Who benefits from atrazine? Weeding out the truth about a controversial herbicide
Atrazine, the chemical weed killer used on tens of millions of acres of corn in the U.S., is hazardous to our health and to the environment. Evidence suggests that exposure to atrazine damages men and women’s reproductive health, weakens immune systems in wildlife, and may contribute to the risk of cancer. So what’s the tradeoff? In 2011, five papers sponsored by Syngenta, a European company that produces atrazine, claimed that the potent, low-cost herbicide has huge economic benefits. But a recent Synapse study on behalf of the Natural Resources Defense Council (NRDC) finds that the Syngenta analyses, which rely on flawed economic assumptions, exaggerate atrazine’s benefits while overlooking non-harmful alternatives.

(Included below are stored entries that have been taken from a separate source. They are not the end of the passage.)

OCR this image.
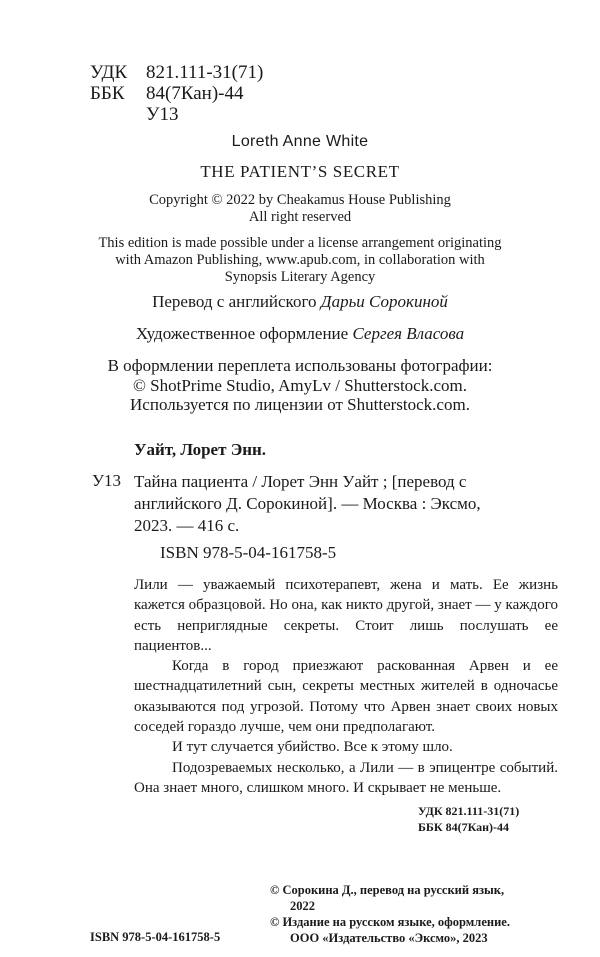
УДК 821.111-31(71)
ББК	84(7Кан)-44
У13
Loreth Anne White
THE PATIENT’S SECRET
Copyright © 2022 by Cheakamus House Publishing
All right reserved
This edition is made possible under a license arrangement originating
with Amazon Publishing, www.apub.com, in collaboration with
Synopsis Literary Agency
Перевод с английского Дарьи Сорокиной
Художественное оформление Сергея Власова
В оформлении переплета использованы фотографии:
© ShotPrime Studio, AmyLv / Shutterstock.com.
Используется по лицензии от Shutterstock.com.
Уайт, Лорет Энн.
У13 Тайна пациента / Лорет Энн Уайт ; [перевод с
английского Д. Сорокиной]. — Москва : Эксмо,
2023. — 416 с.
ISBN 978-5-04-161758-5

Лили — уважаемый психотерапевт, жена и мать. Ее жизнь кажется образцовой. Но она, как никто другой, знает — у каждого есть неприглядные секреты. Стоит лишь послушать ее пациентов...

Когда в город приезжают раскованная Арвен и ее шестнадцатилетний сын, секреты местных жителей в одночасье оказываются под угрозой. Потому что Арвен знает своих новых соседей гораздо лучше, чем они предполагают.

И тут случается убийство. Все к этому шло.

Подозреваемых несколько, а Лили — в эпицентре событий. Она знает много, слишком много. И скрывает не меньше.

УДК 821.111-31(71)
ББК 84(7Кан)-44
© Сорокина Д., перевод на русский язык,
2022
© Издание на русском языке, оформление.
ООО «Издательство «Эксмо», 2023
ISBN 978-5-04-161758-5
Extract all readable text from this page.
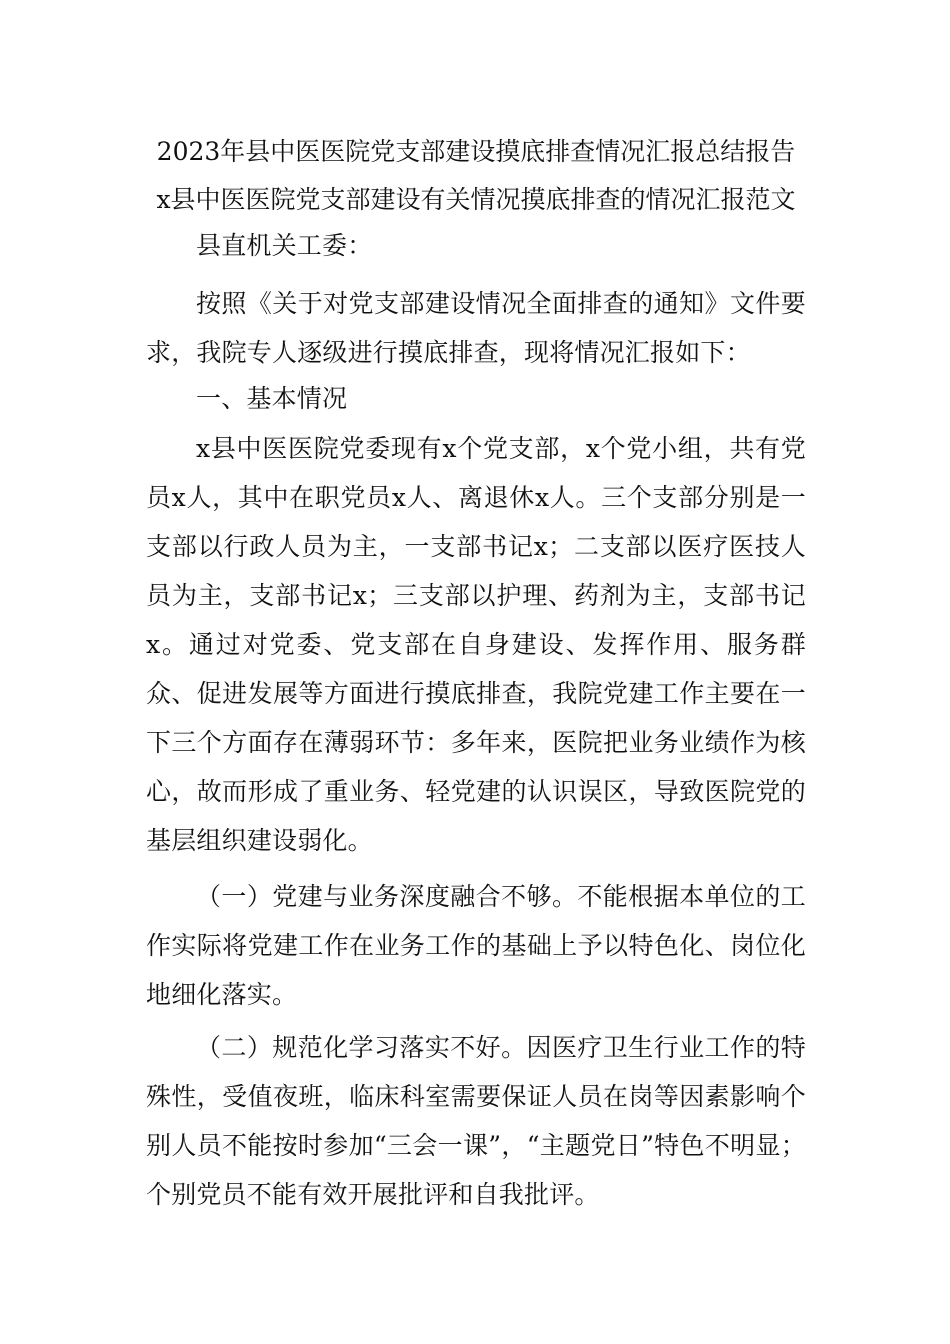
2023年县中医医院党支部建设摸底排查情况汇报总结报告
x县中医医院党支部建设有关情况摸底排查的情况汇报范文
县直机关工委：
按照《关于对党支部建设情况全面排查的通知》文件要求，我院专人逐级进行摸底排查，现将情况汇报如下：
一、基本情况
x县中医医院党委现有x个党支部，x个党小组，共有党员x人，其中在职党员x人、离退休x人。三个支部分别是一支部以行政人员为主，一支部书记x；二支部以医疗医技人员为主，支部书记x；三支部以护理、药剂为主，支部书记x。通过对党委、党支部在自身建设、发挥作用、服务群众、促进发展等方面进行摸底排查，我院党建工作主要在一下三个方面存在薄弱环节：多年来，医院把业务业绩作为核心，故而形成了重业务、轻党建的认识误区，导致医院党的基层组织建设弱化。
（一）党建与业务深度融合不够。不能根据本单位的工作实际将党建工作在业务工作的基础上予以特色化、岗位化地细化落实。
（二）规范化学习落实不好。因医疗卫生行业工作的特殊性，受值夜班，临床科室需要保证人员在岗等因素影响个别人员不能按时参加“三会一课”，“主题党日”特色不明显；个别党员不能有效开展批评和自我批评。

Syngenta’s “Atrazine Benefits Team” ignores non-chemical or low-chemical alternatives to atrazine, including methods such as crop rotation, intercropping, enhanced crop competitiveness, and other techniques that have the advantage of not proliferating herbicide-resistant weeds. Meanwhile, atrazine resistance has been detected in six of the ten most common weeds that contribute to weed pressure on corn. The papers also omit or inadequately assess alternative herbicide combinations that may offer comparable or even superior weed-killing power.
Even if one accepts the overstated effects of atrazine on crop yields, two of the three Syngenta papers that project economic impacts make the erroneous assumption that corn prices will remain constant regardless of crop yield. In fact, the price of corn fluctuates in response to changes in supply and demand. According to the one Syngenta paper that uses a more sophisticated model, eliminating atrazine would result in a 4.4 percent reduction in corn production and an 8 percent rise in the price of corn. As a result, corn growers’ revenue would increase by 3.2 percent (or $1.7 billion). The graph below illustrates the impact of eliminating atrazine on farm revenue from ten crops, including corn.
Rather than focusing on how eliminating atrazine would benefit corn growers and their families—not only in terms of revenue, but in terms of avoided health and environmental risks—the Syngenta team focuses on the “losers” in an atrazine-free scenario. Of the 11 billion bushels of corn produced in the United States in 2012, 40 percent was used for ethanol production and 37 percent for animal feed. Ethanol and livestock producers would take the biggest hit if corn prices were to rise.
And consumers? Ethanol is blended into gasoline and generally represents 10 percent or less of the total volume. An 8 percent increase in ethanol prices—a high estimate, since costs of ethanol production other than corn would not be affected—would lead to a less than 1 percent increase in gasoline prices ($0.03 per gallon at today’s prices). Meanwhile, agricultural research shows that a 6 percent increase in the price of corn translates into a 1 percent increase in the price of beef. At that rate, Syngenta’s atrazine-free scenario, with its 8 percent increase in the price of corn, would add only one penny to the cost of a quarter-pound burger, and a nickel to the cost of an 8-ounce steak. In other words, it would cost consumers only pennies to eliminate a toxic agricultural practice, increase farm revenues, and improve human and environmental health.